Drivers for Inflation Over Next 24 Months and Impact on Singapore's Economy
Ministry of Trade and IndustrySpeakers
Summary
This question concerns Mr Desmond Choo’s inquiry about inflation projections, their drivers, and the impact on Singapore's economic recovery. Minister for Trade and Industry Gan Kim Yong stated that inflation, driven by global energy prices, food costs, and supply bottlenecks, is projected to average 1.5% to 2.5% in 2022. Domestically, labor market recovery and construction delays are expected to contribute to rising labor and accommodation costs. Despite these inflationary pressures, the Minister projected that 2021 GDP growth remains on track at 6% to 7%. This growth is primarily supported by outward-oriented sectors such as manufacturing, finance, and information and communications.
Transcript
53 Mr Desmond Choo asked the Minister for Trade and Industry (a) what is the expected inflation over the next 24 months; (b) what are the key drivers of the inflation; and (c) what is the impact on Singapore's economic recovery and performance over the next 24 months.
Mr Gan Kim Yong: CPI-All Items inflation picked up to 2.5% on a year-on-year basis in the third quarter of 2021, from 2.3% in the second quarter.
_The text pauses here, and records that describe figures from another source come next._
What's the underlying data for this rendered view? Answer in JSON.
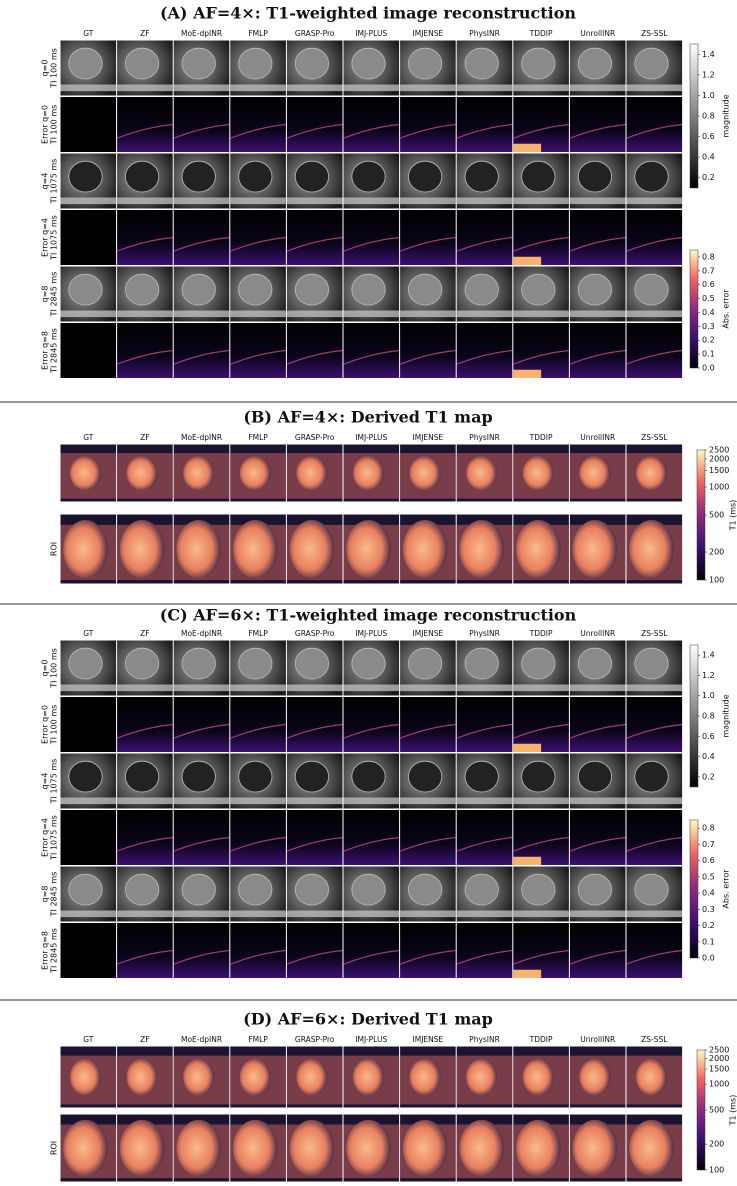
{
  "columns": [
    "GT",
    "ZF",
    "MoE-dpINR",
    "FMLP",
    "GRASP-Pro",
    "IMJ-PLUS",
    "IMJENSE",
    "PhysINR",
    "TDDIP",
    "UnrollINR",
    "ZS-SSL"
  ],
  "panels": [
    {
      "title": "(A) AF=4×: T1-weighted image reconstruction",
      "rows": [
        [
          "q=0",
          "TI 100 ms"
        ],
        [
          "Error q=0",
          "TI 100 ms"
        ],
        [
          "q=4",
          "TI 1075 ms"
        ],
        [
          "Error q=4",
          "TI 1075 ms"
        ],
        [
          "q=8",
          "TI 2845 ms"
        ],
        [
          "Error q=8",
          "TI 2845 ms"
        ]
      ],
      "colorbars": [
        {
          "label": "magnitude",
          "colormap": "gray",
          "lim": [
            0.1,
            1.5
          ],
          "ticks": [
            0.2,
            0.4,
            0.6,
            0.8,
            {
              "value": 1,
              "label": "1.0"
            },
            1.2,
            1.4
          ]
        },
        {
          "label": "Abs. error",
          "colormap": "magma",
          "lim": [
            0,
            0.85
          ],
          "ticks": [
            {
              "value": 0,
              "label": "0.0"
            },
            0.1,
            0.2,
            0.3,
            0.4,
            0.5,
            0.6,
            0.7,
            0.8
          ]
        }
      ]
    },
    {
      "title": "(B) AF=4×: Derived T1 map",
      "rows": [
        null,
        [
          "ROI"
        ]
      ],
      "colorbars": [
        {
          "label": "T1 (ms)",
          "colormap": "magma",
          "log": true,
          "lim": [
            100,
            2500
          ],
          "ticks": [
            100,
            200,
            500,
            1000,
            1500,
            2000,
            2500
          ]
        }
      ]
    },
    {
      "title": "(C) AF=6×: T1-weighted image reconstruction",
      "rows": [
        [
          "q=0",
          "TI 100 ms"
        ],
        [
          "Error q=0",
          "TI 100 ms"
        ],
        [
          "q=4",
          "TI 1075 ms"
        ],
        [
          "Error q=4",
          "TI 1075 ms"
        ],
        [
          "q=8",
          "TI 2845 ms"
        ],
        [
          "Error q=8",
          "TI 2845 ms"
        ]
      ],
      "colorbars": [
        {
          "label": "magnitude",
          "colormap": "gray",
          "lim": [
            0.1,
            1.5
          ],
          "ticks": [
            0.2,
            0.4,
            0.6,
            0.8,
            {
              "value": 1,
              "label": "1.0"
            },
            1.2,
            1.4
          ]
        },
        {
          "label": "Abs. error",
          "colormap": "magma",
          "lim": [
            0,
            0.85
          ],
          "ticks": [
            {
              "value": 0,
              "label": "0.0"
            },
            0.1,
            0.2,
            0.3,
            0.4,
            0.5,
            0.6,
            0.7,
            0.8
          ]
        }
      ]
    },
    {
      "title": "(D) AF=6×: Derived T1 map",
      "rows": [
        null,
        [
          "ROI"
        ]
      ],
      "colorbars": [
        {
          "label": "T1 (ms)",
          "colormap": "magma",
          "log": true,
          "lim": [
            100,
            2500
          ],
          "ticks": [
            100,
            200,
            500,
            1000,
            1500,
            2000,
            2500
          ]
        }
      ]
    }
  ]
}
The rise in domestic inflation came largely on the back of higher external inflation due to increases in global energy and food commodity prices, and persistent supply bottlenecks in key global industries and transport hubs.
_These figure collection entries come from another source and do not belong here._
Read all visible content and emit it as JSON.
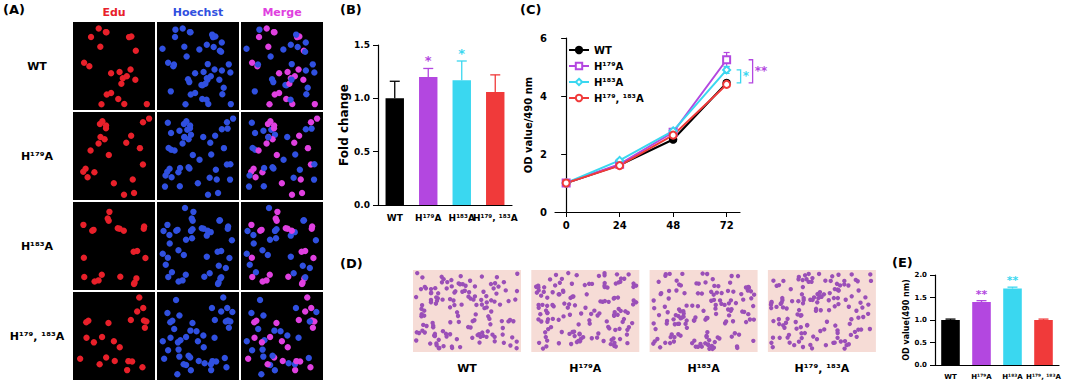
{
  "image_panels": [
    {
      "title": "(A)",
      "columns": [
        {
          "label": "Edu",
          "color": "#e8202a"
        },
        {
          "label": "Hoechst",
          "color": "#3050e0"
        },
        {
          "label": "Merge",
          "color": "#e040e0"
        }
      ],
      "rows": [
        "WT",
        "H¹⁷⁹A",
        "H¹⁸³A",
        "H¹⁷⁹, ¹⁸³A"
      ]
    },
    {
      "title": "(D)",
      "labels": [
        "WT",
        "H¹⁷⁹A",
        "H¹⁸³A",
        "H¹⁷⁹, ¹⁸³A"
      ]
    }
  ],
  "chart_data": [
    {
      "type": "bar",
      "title": "(B)",
      "y_label": "Fold change",
      "categories": [
        "WT",
        "H¹⁷⁹A",
        "H¹⁸³A",
        "H¹⁷⁹, ¹⁸³A"
      ],
      "values": [
        1.0,
        1.2,
        1.17,
        1.06
      ],
      "errors": [
        0.16,
        0.08,
        0.18,
        0.16
      ],
      "colors": [
        "#000000",
        "#B347E0",
        "#3AD7F0",
        "#F03A3A"
      ],
      "ylim": [
        0,
        1.5
      ],
      "yticks": [
        {
          "value": 0,
          "label": "0.0"
        },
        {
          "value": 0.5,
          "label": "0.5"
        },
        {
          "value": 1,
          "label": "1.0"
        },
        {
          "value": 1.5,
          "label": "1.5"
        }
      ],
      "annotations": [
        {
          "category": "H¹⁷⁹A",
          "text": "*"
        },
        {
          "category": "H¹⁸³A",
          "text": "*"
        }
      ],
      "grid": false
    },
    {
      "type": "line",
      "title": "(C)",
      "y_label": "OD value/490 nm",
      "x": [
        0,
        24,
        48,
        72
      ],
      "xlim": [
        -5,
        78
      ],
      "xticks": [
        0,
        24,
        48,
        72
      ],
      "ylim": [
        0,
        6
      ],
      "yticks": [
        0,
        2,
        4,
        6
      ],
      "legend": "upper left",
      "series": [
        {
          "name": "WT",
          "color": "#000000",
          "marker": "circle",
          "values": [
            1.0,
            1.62,
            2.5,
            4.45
          ],
          "errors": [
            0.03,
            0.05,
            0.06,
            0.08
          ]
        },
        {
          "name": "H¹⁷⁹A",
          "color": "#B347E0",
          "marker": "square-open",
          "values": [
            1.0,
            1.65,
            2.75,
            5.25
          ],
          "errors": [
            0.03,
            0.05,
            0.07,
            0.25
          ]
        },
        {
          "name": "H¹⁸³A",
          "color": "#3AD7F0",
          "marker": "diamond-open",
          "values": [
            1.0,
            1.78,
            2.8,
            4.9
          ],
          "errors": [
            0.03,
            0.05,
            0.07,
            0.12
          ]
        },
        {
          "name": "H¹⁷⁹, ¹⁸³A",
          "color": "#F03A3A",
          "marker": "circle-open",
          "values": [
            1.0,
            1.6,
            2.65,
            4.4
          ],
          "errors": [
            0.03,
            0.05,
            0.06,
            0.08
          ]
        }
      ],
      "brackets": [
        {
          "series": [
            "WT",
            "H¹⁸³A"
          ],
          "text": "*",
          "color": "#3AD7F0"
        },
        {
          "series": [
            "WT",
            "H¹⁷⁹A"
          ],
          "text": "**",
          "color": "#B347E0"
        }
      ],
      "grid": false
    },
    {
      "type": "bar",
      "title": "(E)",
      "y_label": "OD value(490 nm)",
      "categories": [
        "WT",
        "H¹⁷⁹A",
        "H¹⁸³A",
        "H¹⁷⁹, ¹⁸³A"
      ],
      "values": [
        1.0,
        1.4,
        1.7,
        1.0
      ],
      "errors": [
        0.02,
        0.03,
        0.03,
        0.02
      ],
      "colors": [
        "#000000",
        "#B347E0",
        "#3AD7F0",
        "#F03A3A"
      ],
      "ylim": [
        0,
        2
      ],
      "yticks": [
        {
          "value": 0,
          "label": "0.0"
        },
        {
          "value": 0.5,
          "label": "0.5"
        },
        {
          "value": 1,
          "label": "1.0"
        },
        {
          "value": 1.5,
          "label": "1.5"
        },
        {
          "value": 2,
          "label": "2.0"
        }
      ],
      "annotations": [
        {
          "category": "H¹⁷⁹A",
          "text": "**"
        },
        {
          "category": "H¹⁸³A",
          "text": "**"
        }
      ],
      "grid": false
    }
  ]
}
On the energy front, crude oil prices have risen to above US$80 per barrel since early October on account of the decision by Organization of the Petroleum Exporting Countries Plus (OPEC+) to keep supply increases modest, even as oil demand continues to pick up due to the global economic recovery and the rally in global natural gas prices. Higher oil and gas prices will translate to higher electricity prices domestically. About 95% of our electricity is currently generated using natural gas.
On the food front, global prices for food commodities such as cereals and vegetable oil have risen due to supply constraints arising from weather-related disruptions, manpower shortages and export restrictions in key food-producing countries, amidst rising global demand. Higher global food prices will in turn exert upward pressure on domestic food prices.
Meanwhile, supply bottlenecks for goods such as semiconductors, and congestion at ports around the world have contributed to a rise in the prices of imported consumer goods in Singapore.
Domestically, we expect labour costs to rise as the labour market continues to recover and border restrictions limit non-resident worker inflow. We also expect to see inflation in accommodation to persist due to strong rental demand for housing amidst construction delays caused by labour shortages in the construction sector. Against this backdrop, CPI-All Items inflation is projected to come in at around 2% this year and average 1.5% to 2.5% in 2022.
Despite the rise in inflation, Singapore’s economic recovery for the year remains on track. Barring a major setback in the global economy, GDP growth is expected to come in between 6% and 7% for the full year, mainly supported by outward-oriented sectors, such as the manufacturing, finance and insurance, and information and communications sectors.